Infine, è necessario menzionare il considerando 53, che riprende lo scopo del GDPR relativo alla definizione di condizioni armonizzate per il trattamento di categorie speciali di dati personali a fini sanitari (in particolare, nel contesto della gestione di servizi e sistemi di assistenza sanitaria o sociale). Inoltre, afferma che “il diritto dell’Unione o degli Stati membri dovrebbe prevedere misure specifiche e adeguate per proteggere i diritti fondamentali e i dati personali delle persone fisiche”, mentre dichiara che “gli Stati membri dovrebbero essere autorizzati a mantenere o introdurre ulteriori condizioni, comprese le limitazioni, per quanto riguarda il trattamento di dati genetici, dati biometrici o dati relativi alla salute.” Tuttavia, le misure introdotte “non dovrebbero ostacolare la libera circolazione dei dati personali all’interno dell’Unione quando tali condizioni si applicano al trattamento transfrontaliero di tali dati”.

 

 

  1. Questa sezione incorpora alcuni riferimenti estratti da un capitolo del libro dell’autore, originariamente pubblicato in spagnolo: Comentarios al Reglamento General de Protección de Datos y a Ley Orgánica de Protección de Datos Personales y garantía de los derechos digitales (Antonio Troncoso Reigada, Dir.), Thomson Reuters Aranzadi, 2020.
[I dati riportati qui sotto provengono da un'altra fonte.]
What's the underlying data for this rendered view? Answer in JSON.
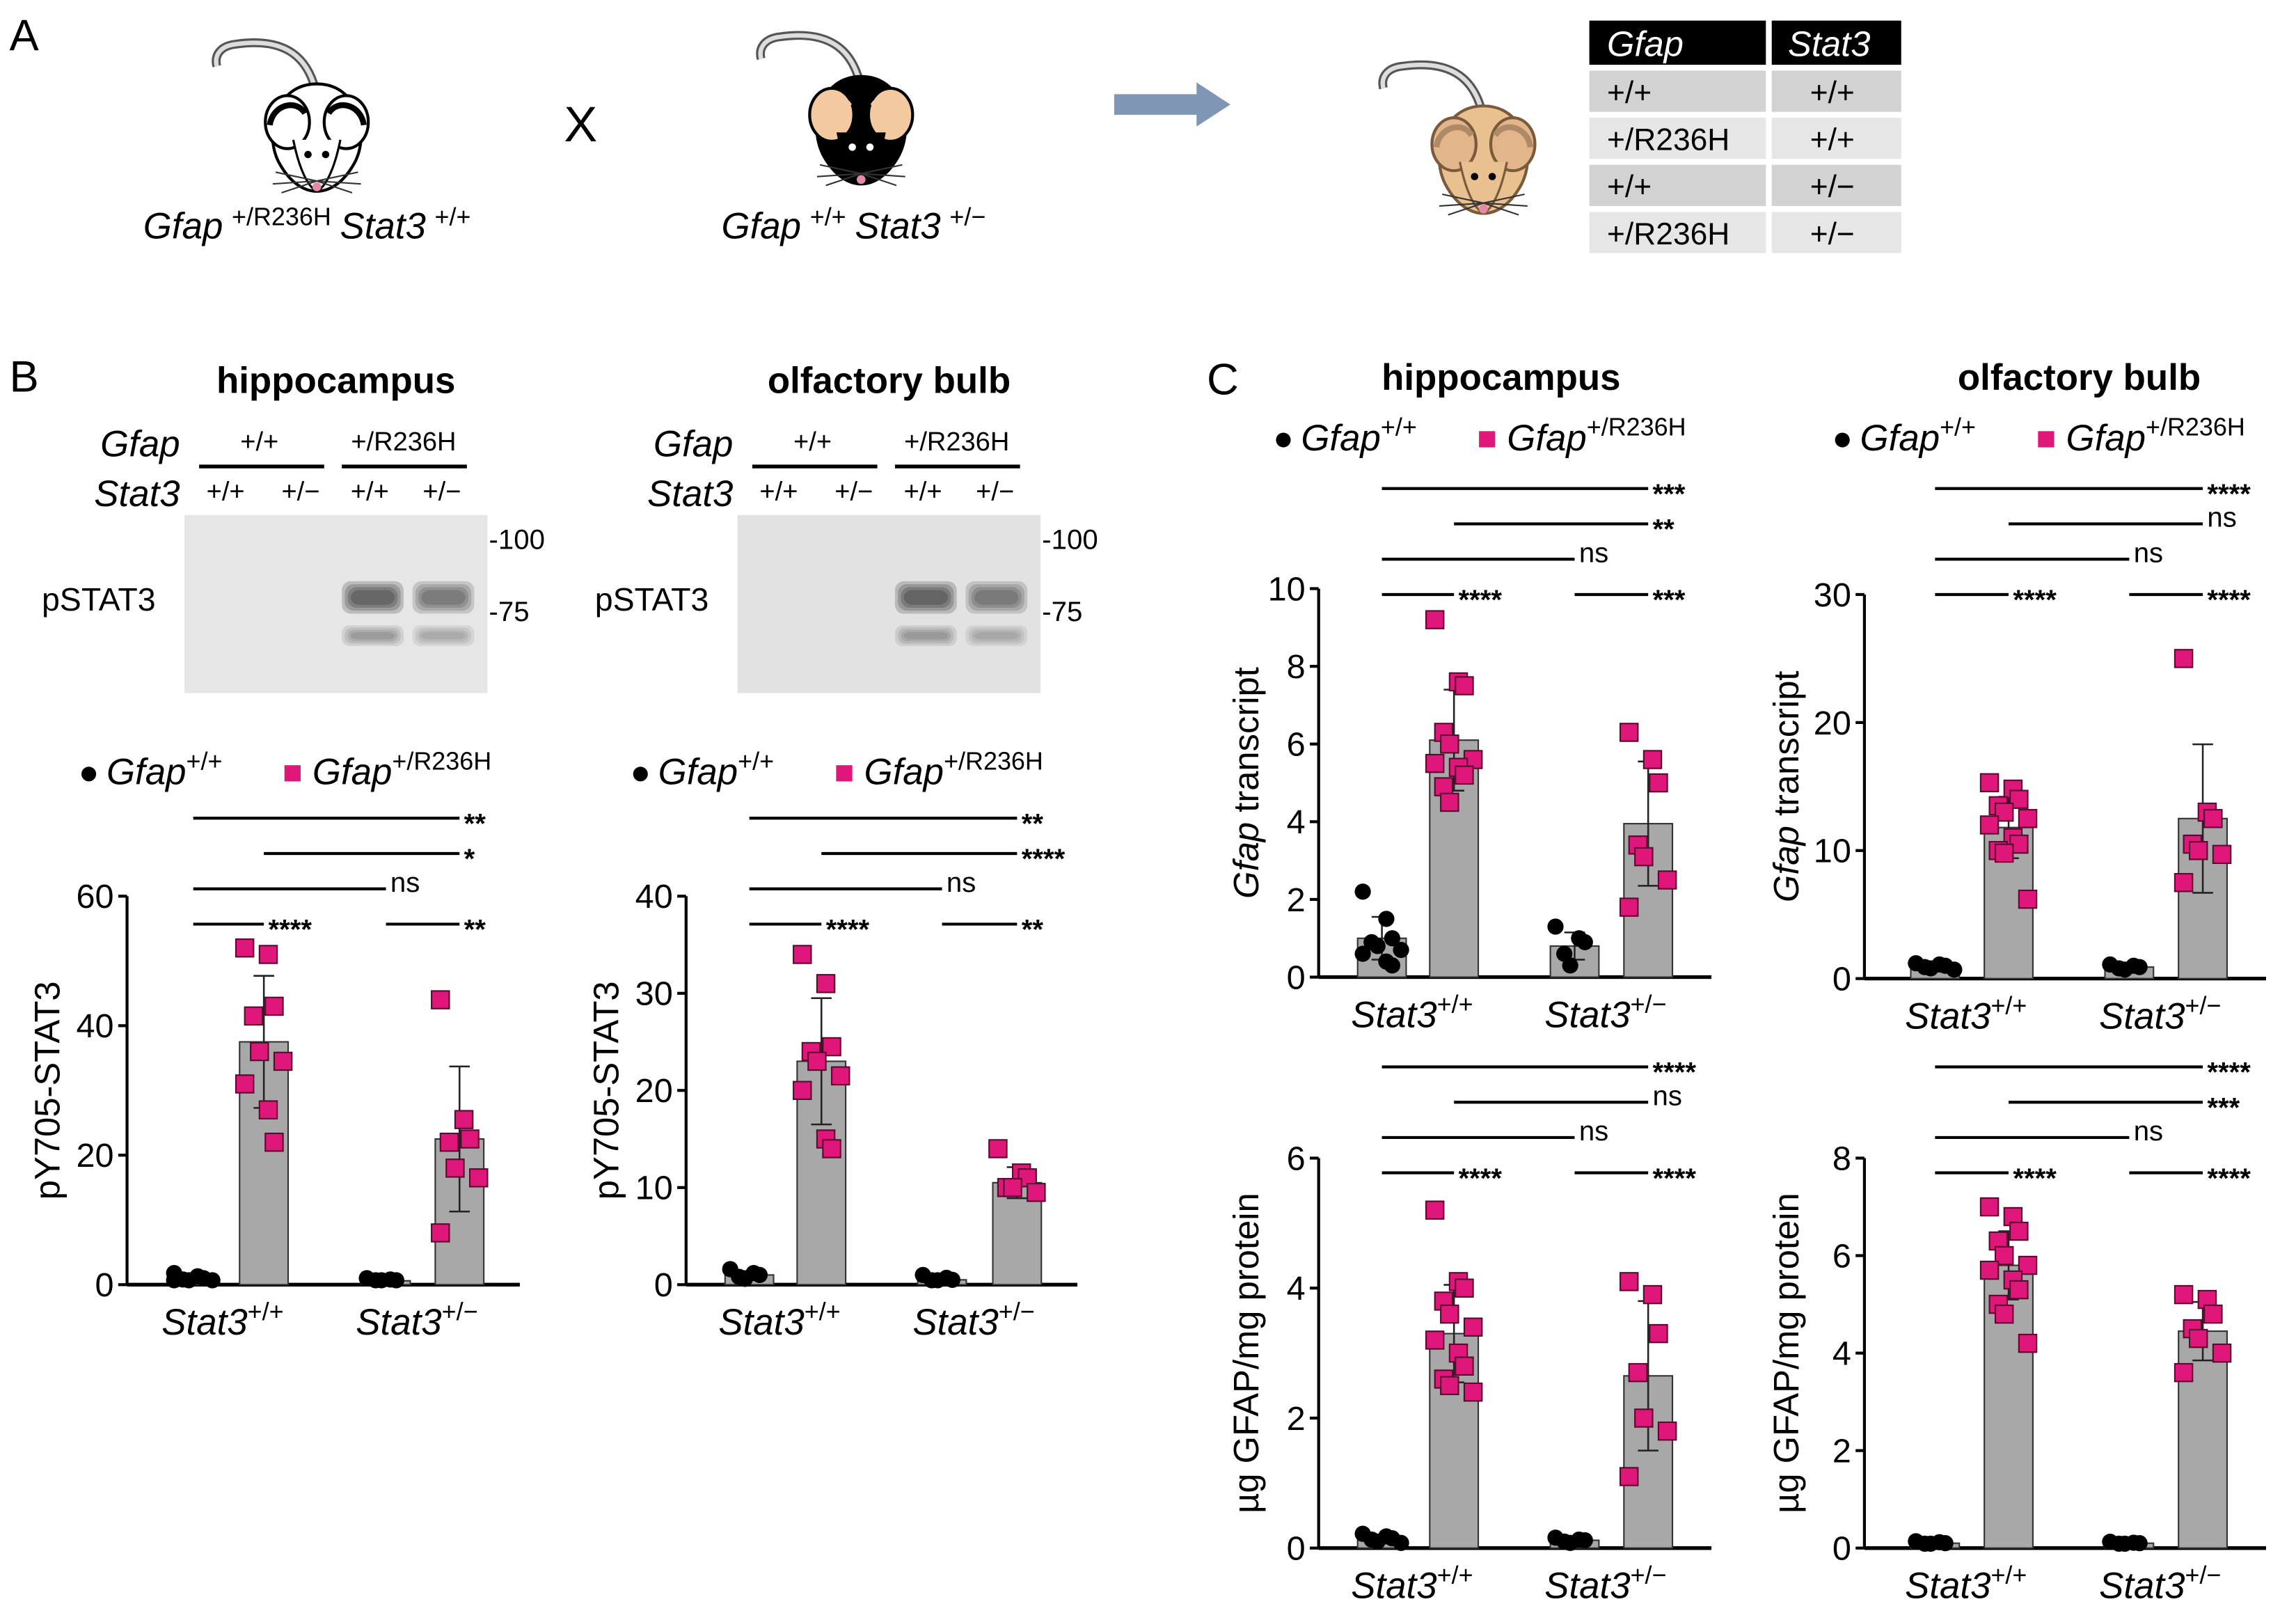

  2. GEPD, Un parere preliminare sulla protezione dei dati e la ricerca scientifica, 2020, pag. 10. All’indirizzo: https://edpb.europa.eu/sites/edpb/files/files/file1/edpb_guidelines_202003_healthdatascientificresearchcovid19_en.pdf Accesso: 15 gennaio 2020.
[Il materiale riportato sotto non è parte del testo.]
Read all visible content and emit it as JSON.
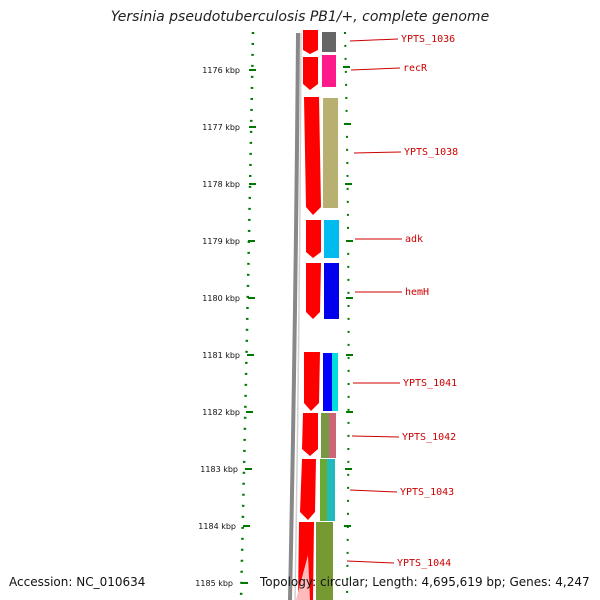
{
  "title": "Yersinia pseudotuberculosis PB1/+, complete genome",
  "ticks": [
    "1176 kbp",
    "1177 kbp",
    "1178 kbp",
    "1179 kbp",
    "1180 kbp",
    "1181 kbp",
    "1182 kbp",
    "1183 kbp",
    "1184 kbp",
    "1185 kbp"
  ],
  "genes": [
    "YPTS_1036",
    "recR",
    "YPTS_1038",
    "adk",
    "hemH",
    "YPTS_1041",
    "YPTS_1042",
    "YPTS_1043",
    "YPTS_1044"
  ],
  "colors": {
    "cds": "#ff0000",
    "label": "#cc0000",
    "tick": "#007700",
    "backbone": "#888888",
    "yp1036": "#666666",
    "recR": "#ff1a8c",
    "yp1038": "#b8b070",
    "adk": "#00bbee",
    "hemH": "#0000ee",
    "yp1041": "#0000ff",
    "yp1041b": "#00dddd",
    "yp1042": "#779944",
    "yp1042b": "#cc6677",
    "yp1043": "#66aa33",
    "yp1043b": "#22bbbb",
    "yp1044": "#779933"
  },
  "footer": {
    "accession": "Accession: NC_010634",
    "stats": "Topology: circular; Length: 4,695,619 bp; Genes: 4,247"
  }
}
  3. EDPB, Linee guida 03/2020 sul trattamento dei dati relativi alla salute ai fini della ricerca scientifica nel contesto dell’epidemia COVID-19. Adottato il 21 aprile 2020, p. 5. All’indirizzo: https://edpb.europa.eu/sites/edpb/files/files/file1/edpb_guidelines_202003_healthdatascientificresearchcovid19_en.pdf Accesso 23 aprile 2020.
  4. Considerando 159 GDPR.
  5. Direttiva 95/46/CE del Parlamento europeo e del Consiglio, del 24 ottobre 1995, relativa alla tutela delle persone fisiche con riguardo al trattamento dei dati personali, nonché alla libera circolazione di tali dati (GU L 281 del 23.11.1995, pag. 31).
  6. Vedi, tra l’altro: l’articolo 5, paragrafo 1, lettera b), per le finalità compatibili; l’articolo 5, paragrafo 1, lettera e), relativo alla limitazione della conservazione; l’articolo 9, paragrafo 2, lettera j), come deroga per il trattamento di categorie particolari di dati; l’articolo 14, paragrafo 5, lettera b), relativo alla trasparenza e all’informazione; l’articolo 17, paragrafo 3, lettera d), relativo al diritto alla cancellazione; o l’articolo 21, paragrafo 6, per il diritto di opposizione.
  7. A questo proposito, si veda anche l’articolo 5(1)(e) del GDPR che permette di conservare i dati personali per periodi più lunghi nella misura in cui sono trattati esclusivamente “a fini di archiviazione nel pubblico interesse, a fini di ricerca scientifica o storica o a fini statistici conformemente all’articolo 89(1).
  8. A questo proposito, si veda anche l’articolo 5(1)(b) del GDPR.